We couldn’t find any instructions to determine who should go first, but we
somehow quickly decided that Johnny would take the beginning turn. He rolled a yellow on the d6. Because the Suspend‘s yellow metal pieces are bent unevenly, it offered Johnny an extra challenge of finding a good position on the tower. He delicately placed the yellow piece at the top tower joint, where it swayed gently, nearly falling. Moving clockwise— I rolled next, contributing my evenly bent blue piece so that it stabilized the swinging, yellow piece. Alan rolled last, and placed his black metal piece at the middle hanging point.
We survived one round!
The game sheet offers players tricky ways to hang pieces in order to “amaze your friends,” such as The Brink, The Shoulder Rub, The Hitch, and The Wedge, but we weren’t quite prepared for that level of expert play.
Each turn brought nervous laughter from each of the players. The unpredictable structure grew in size and we were never sure if the structure would hold during our roll.
At one point, we all tried some kind of daring move. For instance, I fed my metal piece through two other pieces and relied on their weight to hold up the entire precarious situation (…akin to the stability of the whole Goa’uld/Asgard Protected Planets Armistice), hoping that it would collapse on the next player because of the shift in weight from that extra piece.
In the end, Johnny won. I almost won, but I regained three pieces when a move I tried did not succeed: I was ahead for most of the game, but that overconfidence likely contributed to some poor decisions on my part, and both Johnny and Alan had caught on to the basic methods of hanging the pieces, so either one of them could have won in the end, really, if not for that major collapse after the midway point, which left a mound of pieces in Alan’s corner.
Though much of the outcome in Suspend is skill-based in terms of physics-based gameplay, some factors may possibly be unaccounted for— wind, un-sturdy table setup, pets, or even mood.
While we used our skills and knowledge to play this game, we also relied on a bit of good ol’ luck.

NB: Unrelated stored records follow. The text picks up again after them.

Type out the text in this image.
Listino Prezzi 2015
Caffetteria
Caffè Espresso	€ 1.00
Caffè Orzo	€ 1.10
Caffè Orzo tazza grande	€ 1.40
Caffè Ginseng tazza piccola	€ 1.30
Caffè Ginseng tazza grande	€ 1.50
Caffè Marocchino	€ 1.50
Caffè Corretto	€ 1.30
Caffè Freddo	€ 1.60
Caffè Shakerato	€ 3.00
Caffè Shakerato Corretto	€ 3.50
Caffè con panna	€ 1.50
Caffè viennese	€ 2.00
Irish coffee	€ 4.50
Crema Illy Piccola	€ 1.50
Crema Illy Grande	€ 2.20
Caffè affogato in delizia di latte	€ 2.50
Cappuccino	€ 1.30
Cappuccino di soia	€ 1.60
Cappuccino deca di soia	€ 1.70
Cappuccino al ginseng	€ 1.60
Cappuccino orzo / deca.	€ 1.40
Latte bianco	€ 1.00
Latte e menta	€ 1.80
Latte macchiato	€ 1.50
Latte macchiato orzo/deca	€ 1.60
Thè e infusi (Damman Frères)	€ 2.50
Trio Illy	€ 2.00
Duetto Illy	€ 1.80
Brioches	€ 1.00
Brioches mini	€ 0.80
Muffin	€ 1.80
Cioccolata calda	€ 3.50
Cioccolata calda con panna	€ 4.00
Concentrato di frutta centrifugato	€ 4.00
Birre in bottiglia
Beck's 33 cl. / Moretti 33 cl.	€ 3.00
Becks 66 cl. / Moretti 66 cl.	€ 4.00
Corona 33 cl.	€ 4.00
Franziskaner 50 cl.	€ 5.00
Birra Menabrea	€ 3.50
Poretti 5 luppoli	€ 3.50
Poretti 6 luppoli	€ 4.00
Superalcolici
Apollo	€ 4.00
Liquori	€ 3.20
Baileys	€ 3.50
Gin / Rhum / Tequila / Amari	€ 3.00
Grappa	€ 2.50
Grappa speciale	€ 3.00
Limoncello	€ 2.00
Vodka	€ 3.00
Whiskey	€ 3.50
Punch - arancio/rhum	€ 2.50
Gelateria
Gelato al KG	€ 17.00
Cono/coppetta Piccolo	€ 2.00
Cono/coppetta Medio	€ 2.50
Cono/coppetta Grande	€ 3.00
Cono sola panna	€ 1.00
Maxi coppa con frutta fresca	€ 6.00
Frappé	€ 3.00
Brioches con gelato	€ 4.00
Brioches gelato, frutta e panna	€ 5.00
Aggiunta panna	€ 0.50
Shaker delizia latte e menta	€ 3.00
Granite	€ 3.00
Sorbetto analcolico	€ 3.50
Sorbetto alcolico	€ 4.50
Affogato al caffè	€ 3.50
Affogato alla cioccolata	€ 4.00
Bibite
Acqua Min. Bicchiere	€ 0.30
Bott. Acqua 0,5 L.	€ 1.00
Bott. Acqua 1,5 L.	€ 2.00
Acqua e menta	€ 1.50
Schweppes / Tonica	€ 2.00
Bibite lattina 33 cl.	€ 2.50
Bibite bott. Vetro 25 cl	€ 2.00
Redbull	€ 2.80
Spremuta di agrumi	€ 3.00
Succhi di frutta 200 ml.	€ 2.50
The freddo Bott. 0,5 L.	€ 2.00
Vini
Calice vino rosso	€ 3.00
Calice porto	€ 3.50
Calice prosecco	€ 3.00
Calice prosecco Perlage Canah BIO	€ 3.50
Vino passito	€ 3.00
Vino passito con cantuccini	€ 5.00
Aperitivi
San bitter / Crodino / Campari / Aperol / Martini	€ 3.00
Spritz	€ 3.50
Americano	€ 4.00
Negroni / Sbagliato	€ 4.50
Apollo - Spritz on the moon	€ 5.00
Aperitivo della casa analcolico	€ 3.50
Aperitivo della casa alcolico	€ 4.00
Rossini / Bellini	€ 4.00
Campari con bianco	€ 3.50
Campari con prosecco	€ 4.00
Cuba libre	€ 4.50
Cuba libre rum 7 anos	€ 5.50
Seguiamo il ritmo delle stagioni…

I plan to play this game for many years to come, as the instructions are easily accessible (read: uncomplicated), offering a range of options that vary in challenge and time length. The tube is compact (approximately a foot tall and six inches in diameter), and I am able to carry the small container in my standard-sized backpack. The rules are bendable— unlike the sturdy pieces— in order to suit the needs of the group, and we also were happy that we weren’t constantly referencing the rulebook. Who knew this simple holiday gift would offer an opportunity for creative, unpredictable, and dynamic entertainment everlasting?